Usually no. Human login flows assume interactive decision-making, visible consent, and a person who can notice anomalies. Agents need task-scoped access and clear offboarding. If the same login flow is reused, the organisation usually loses visibility into who or what actually used the session.
Why This Matters for Security Teams
Reusing employee login flows for AI agents blurs a basic security boundary: a person can approve a prompt, but an autonomous agent can keep acting after the human is gone. That creates a visibility problem for audit, incident response, and offboarding. Current guidance from the OWASP Agentic AI Top 10 and NIST AI Risk Management Framework points toward workload-specific controls rather than human-centric authentication reuse.
This matters because agents are goal-driven, can chain tools, and can trigger new actions based on intermediate outputs. When the same session is shared with a person, it becomes harder to prove which actions were human-approved, which were machine-executed, and which were simply unintended side effects. NHIMG has documented how AI agents move beyond intended scope in practice, and that pattern is visible in the OWASP NHI Top 10 analysis and the AI LLM hijack breach coverage.
In practice, many security teams encounter the identity problem only after an agent has already used a human session to touch systems that were never meant to be in scope.
How It Works in Practice
The safer pattern is to give the agent its own workload identity and issue access per task, not per employee session. That means the agent authenticates as an agent, not as a person, and authorisation is evaluated at request time based on intent, context, and policy. In mature setups, this usually means short-lived credentials, scoped tokens, and explicit revocation when the job ends.

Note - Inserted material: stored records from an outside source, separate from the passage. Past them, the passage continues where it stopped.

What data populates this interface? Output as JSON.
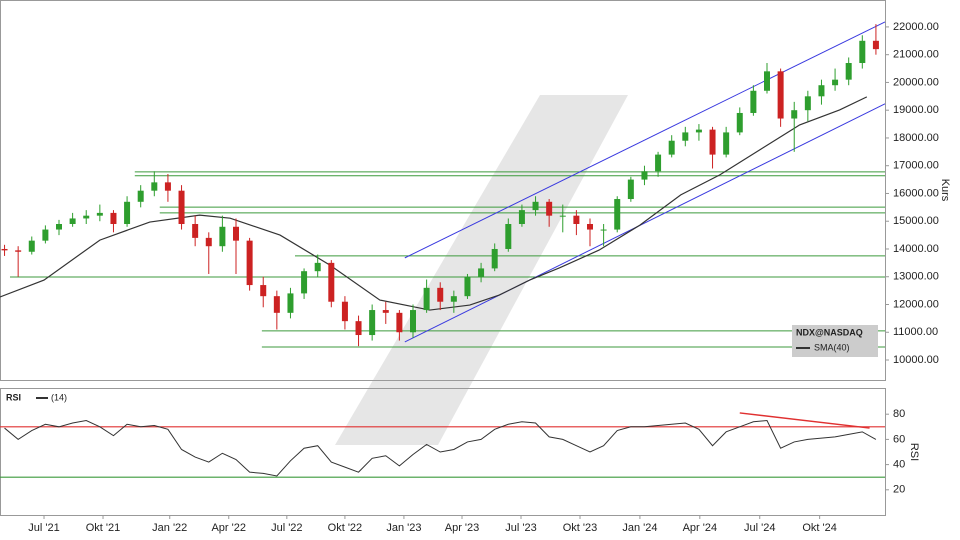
{
  "chart_data": [
    {
      "type": "candlestick",
      "name": "NDX@NASDAQ",
      "up_color": "#2e9e2e",
      "down_color": "#cc2222",
      "x": [
        1,
        4,
        7,
        10,
        13,
        16,
        19,
        22,
        25,
        28,
        31,
        34,
        37,
        40,
        43,
        46,
        49,
        52,
        55,
        58,
        61,
        64,
        67,
        70,
        73,
        76,
        79,
        82,
        85,
        88,
        91,
        94,
        97,
        100,
        103,
        106,
        109,
        112,
        115,
        118,
        121,
        124,
        127,
        130,
        133,
        136,
        139,
        142,
        145,
        148,
        151,
        154,
        157,
        160,
        163,
        166,
        169,
        172,
        175,
        178,
        181,
        184,
        187,
        190,
        193
      ],
      "ohlc": [
        [
          14000,
          14150,
          13750,
          13950
        ],
        [
          13950,
          14100,
          13000,
          13900
        ],
        [
          13900,
          14450,
          13800,
          14300
        ],
        [
          14300,
          14850,
          14200,
          14700
        ],
        [
          14700,
          15050,
          14500,
          14900
        ],
        [
          14900,
          15300,
          14800,
          15100
        ],
        [
          15100,
          15400,
          14900,
          15200
        ],
        [
          15200,
          15600,
          15000,
          15300
        ],
        [
          15300,
          15400,
          14600,
          14900
        ],
        [
          14900,
          15900,
          14800,
          15700
        ],
        [
          15700,
          16300,
          15500,
          16100
        ],
        [
          16100,
          16800,
          15900,
          16400
        ],
        [
          16400,
          16700,
          15700,
          16100
        ],
        [
          16100,
          16300,
          14700,
          14900
        ],
        [
          14900,
          15200,
          14100,
          14400
        ],
        [
          14400,
          14600,
          13100,
          14100
        ],
        [
          14100,
          15200,
          13900,
          14800
        ],
        [
          14800,
          15100,
          13100,
          14300
        ],
        [
          14300,
          14400,
          12500,
          12700
        ],
        [
          12700,
          13000,
          11900,
          12300
        ],
        [
          12300,
          12500,
          11100,
          11700
        ],
        [
          11700,
          12600,
          11500,
          12400
        ],
        [
          12400,
          13300,
          12200,
          13200
        ],
        [
          13200,
          13800,
          13000,
          13500
        ],
        [
          13500,
          13600,
          11900,
          12100
        ],
        [
          12100,
          12300,
          11100,
          11400
        ],
        [
          11400,
          11600,
          10500,
          10900
        ],
        [
          10900,
          12000,
          10700,
          11800
        ],
        [
          11800,
          12100,
          11300,
          11700
        ],
        [
          11700,
          11800,
          10700,
          11000
        ],
        [
          11000,
          12000,
          10800,
          11800
        ],
        [
          11800,
          12900,
          11700,
          12600
        ],
        [
          12600,
          12800,
          11800,
          12100
        ],
        [
          12100,
          12500,
          11700,
          12300
        ],
        [
          12300,
          13100,
          12200,
          13000
        ],
        [
          13000,
          13500,
          12800,
          13300
        ],
        [
          13300,
          14200,
          13200,
          14000
        ],
        [
          14000,
          15100,
          13900,
          14900
        ],
        [
          14900,
          15600,
          14800,
          15400
        ],
        [
          15400,
          15900,
          15200,
          15700
        ],
        [
          15700,
          15800,
          14800,
          15200
        ],
        [
          15200,
          15600,
          14600,
          15200
        ],
        [
          15200,
          15400,
          14500,
          14900
        ],
        [
          14900,
          15100,
          14100,
          14700
        ],
        [
          14700,
          14900,
          14100,
          14700
        ],
        [
          14700,
          15900,
          14600,
          15800
        ],
        [
          15800,
          16600,
          15700,
          16500
        ],
        [
          16500,
          17000,
          16300,
          16800
        ],
        [
          16800,
          17500,
          16600,
          17400
        ],
        [
          17400,
          18100,
          17300,
          17900
        ],
        [
          17900,
          18400,
          17700,
          18200
        ],
        [
          18200,
          18500,
          17900,
          18300
        ],
        [
          18300,
          18400,
          16900,
          17400
        ],
        [
          17400,
          18400,
          17300,
          18200
        ],
        [
          18200,
          19100,
          18100,
          18900
        ],
        [
          18900,
          19900,
          18800,
          19700
        ],
        [
          19700,
          20700,
          19600,
          20400
        ],
        [
          20400,
          20500,
          18400,
          18700
        ],
        [
          18700,
          19300,
          17500,
          19000
        ],
        [
          19000,
          19700,
          18600,
          19500
        ],
        [
          19500,
          20100,
          19200,
          19900
        ],
        [
          19900,
          20500,
          19700,
          20100
        ],
        [
          20100,
          20900,
          19900,
          20700
        ],
        [
          20700,
          21700,
          20500,
          21500
        ],
        [
          21500,
          22100,
          21000,
          21200
        ]
      ],
      "sma": {
        "name": "SMA(40)",
        "color": "#333333",
        "x": [
          0,
          9.7,
          22,
          33,
          44,
          50.7,
          61.7,
          72.7,
          83.7,
          94.7,
          103.5,
          110,
          116.7,
          123.3,
          132,
          141,
          150,
          158.6,
          167.4,
          176.2,
          185,
          191
        ],
        "values": [
          12270,
          12880,
          14320,
          14970,
          15220,
          15110,
          14500,
          13420,
          12160,
          11800,
          11980,
          12340,
          12880,
          13320,
          13960,
          14860,
          15950,
          16670,
          17570,
          18470,
          19010,
          19480
        ]
      },
      "trendlines": [
        {
          "color": "#3a3adf",
          "x": [
            89.2,
            195
          ],
          "values": [
            13680,
            22180
          ]
        },
        {
          "color": "#3a3adf",
          "x": [
            89.2,
            195
          ],
          "values": [
            10650,
            19230
          ]
        }
      ],
      "levels": {
        "color": "#3c9a3c",
        "values": [
          16780,
          16640,
          15510,
          15300,
          13750,
          12990,
          11050,
          10470
        ],
        "start": [
          29.7,
          29.7,
          35.2,
          35.2,
          65,
          2.2,
          57.7,
          57.7
        ]
      },
      "xlim": [
        0,
        195
      ],
      "ylim": [
        9460,
        22970
      ],
      "yticks": [
        {
          "value": 10000,
          "label": "10000.00"
        },
        {
          "value": 11000,
          "label": "11000.00"
        },
        {
          "value": 12000,
          "label": "12000.00"
        },
        {
          "value": 13000,
          "label": "13000.00"
        },
        {
          "value": 14000,
          "label": "14000.00"
        },
        {
          "value": 15000,
          "label": "15000.00"
        },
        {
          "value": 16000,
          "label": "16000.00"
        },
        {
          "value": 17000,
          "label": "17000.00"
        },
        {
          "value": 18000,
          "label": "18000.00"
        },
        {
          "value": 19000,
          "label": "19000.00"
        },
        {
          "value": 20000,
          "label": "20000.00"
        },
        {
          "value": 21000,
          "label": "21000.00"
        },
        {
          "value": 22000,
          "label": "22000.00"
        }
      ],
      "ylabel": "Kurs",
      "legend": "bottom-right",
      "legend_color": "#cccccc"
    },
    {
      "type": "line",
      "name": "RSI",
      "params": "(14)",
      "color": "#333333",
      "x": [
        1,
        4,
        7,
        10,
        13,
        16,
        19,
        22,
        25,
        28,
        31,
        34,
        37,
        40,
        43,
        46,
        49,
        52,
        55,
        58,
        61,
        64,
        67,
        70,
        73,
        76,
        79,
        82,
        85,
        88,
        91,
        94,
        97,
        100,
        103,
        106,
        109,
        112,
        115,
        118,
        121,
        124,
        127,
        130,
        133,
        136,
        139,
        142,
        145,
        148,
        151,
        154,
        157,
        160,
        163,
        166,
        169,
        172,
        175,
        178,
        181,
        184,
        187,
        190,
        193
      ],
      "values": [
        69,
        60,
        67,
        72,
        70,
        73,
        75,
        70,
        63,
        72,
        70,
        71,
        68,
        52,
        46,
        42,
        49,
        44,
        34,
        33,
        31,
        43,
        53,
        55,
        42,
        38,
        34,
        45,
        47,
        39,
        48,
        56,
        50,
        52,
        58,
        60,
        68,
        72,
        74,
        73,
        62,
        60,
        55,
        50,
        55,
        67,
        70,
        70,
        71,
        72,
        73,
        68,
        55,
        66,
        70,
        74,
        75,
        53,
        58,
        60,
        61,
        62,
        64,
        66,
        60
      ],
      "hlines": [
        {
          "value": 70,
          "color": "#e03030"
        },
        {
          "value": 30,
          "color": "#3c9a3c"
        }
      ],
      "trendline": {
        "color": "#e03030",
        "x": [
          163,
          191.6
        ],
        "values": [
          81,
          69
        ]
      },
      "xlim": [
        0,
        195
      ],
      "ylim": [
        0,
        100
      ],
      "yticks": [
        20,
        40,
        60,
        80
      ],
      "ylabel": "RSI",
      "xticks": [
        {
          "value": 9.7,
          "label": "Jul '21"
        },
        {
          "value": 22.7,
          "label": "Okt '21"
        },
        {
          "value": 37.4,
          "label": "Jan '22"
        },
        {
          "value": 50.4,
          "label": "Apr '22"
        },
        {
          "value": 63.2,
          "label": "Jul '22"
        },
        {
          "value": 76.0,
          "label": "Okt '22"
        },
        {
          "value": 89.0,
          "label": "Jan '23"
        },
        {
          "value": 101.8,
          "label": "Apr '23"
        },
        {
          "value": 114.8,
          "label": "Jul '23"
        },
        {
          "value": 127.8,
          "label": "Okt '23"
        },
        {
          "value": 141.0,
          "label": "Jan '24"
        },
        {
          "value": 154.2,
          "label": "Apr '24"
        },
        {
          "value": 167.4,
          "label": "Jul '24"
        },
        {
          "value": 180.6,
          "label": "Okt '24"
        }
      ]
    }
  ]
}
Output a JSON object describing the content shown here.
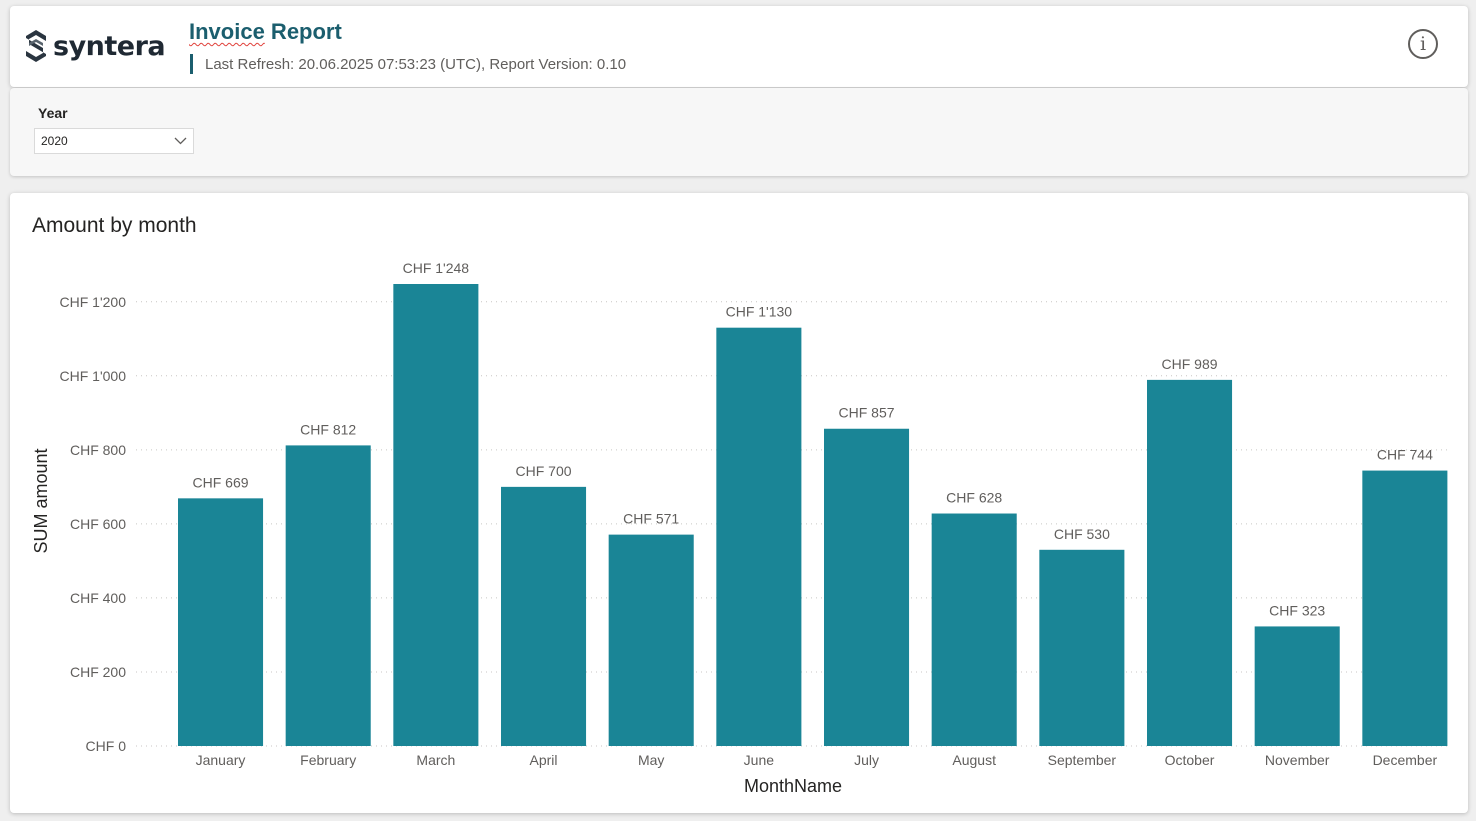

Practitioners increasingly combine role-based access control with runtime policy checks, but RBAC alone is not enough for autonomous systems because the access pattern is dynamic. A better model is intent-based or context-aware authorisation: the agent requests access for a specific action, the policy engine checks the target, data sensitivity, environment, and risk, and only then issues a JIT credential. That aligns with the direction of the CSA MAESTRO agentic AI threat modeling framework and the OWASP Top 10 for Agentic Applications 2026.
- Use workload identity for the agent, such as cryptographic proof of the workload rather than a shared human session.
- Issue ephemeral secrets with tight TTLs and revoke them automatically after task completion.
- Separate approval from execution so the human authorises the goal, but the agent receives only the minimum technical access needed.
- Log tool calls, data access, and downstream actions so offboarding and incident response remain possible.
This approach also fits the broader NHI discipline described in NHIMG’s Ultimate Guide to NHIs, where credentials are managed for machines as machines. These controls tend to break down in legacy SSO environments where a single browser session is reused across humans, bots, and browser automation because the identity boundary is already collapsed.
Common Variations and Edge Cases
Tighter control often increases operational overhead, requiring organisations to balance speed against traceability. That tradeoff is real, especially where agents need to act frequently, touch many tools, or operate continuously. Best practice is evolving, but there is no universal standard for letting agents share employee login flows, and most security guidance now favours separation.
There are limited cases where a human-in-the-loop workflow may still use a shared application front end, but the agent should still receive its own backend identity and its own access token. The human can approve a task, yet the system should not translate that approval into a reusable employee session. This distinction becomes critical for regulated data, admin consoles, and environments with lateral movement risk. NHIMG’s Moltbook AI agent keys breach shows why exposed secrets and overbroad agent access quickly become an enterprise incident.
For organisations standardising the model, the most practical path is to treat agent identity as a separate control plane and to anchor governance to NIST AI Risk Management Framework and the Anthropic AI-orchestrated cyber espionage campaign report as evidence that autonomous behaviour changes the threat model. In hybrid estates, the guidance breaks down when identity governance cannot distinguish person, service, and agent at the token level.
Standards & Framework Alignment
This section maps relevant standards and security frameworks to the operational risks and controls described in this guidance.
OWASP Agentic AI Top 10 and CSA MAESTRO address the attack and risk surface, while NIST AI RMF set the governance and control requirements practitioners need to meet.
| Framework | Control / Reference | Relevance |
|---|---|---|
| OWASP Agentic AI Top 10 | A2 | Agent autonomy and tool use create mis-scoped access risks. |
| CSA MAESTRO | TA-1 | MAESTRO addresses agent identity, control, and threat modeling. |
| NIST AI RMF | GOVERN | AI RMF governance covers accountability for autonomous agent actions. |
Assign ownership, logging, and review for every agent that can act without direct human input.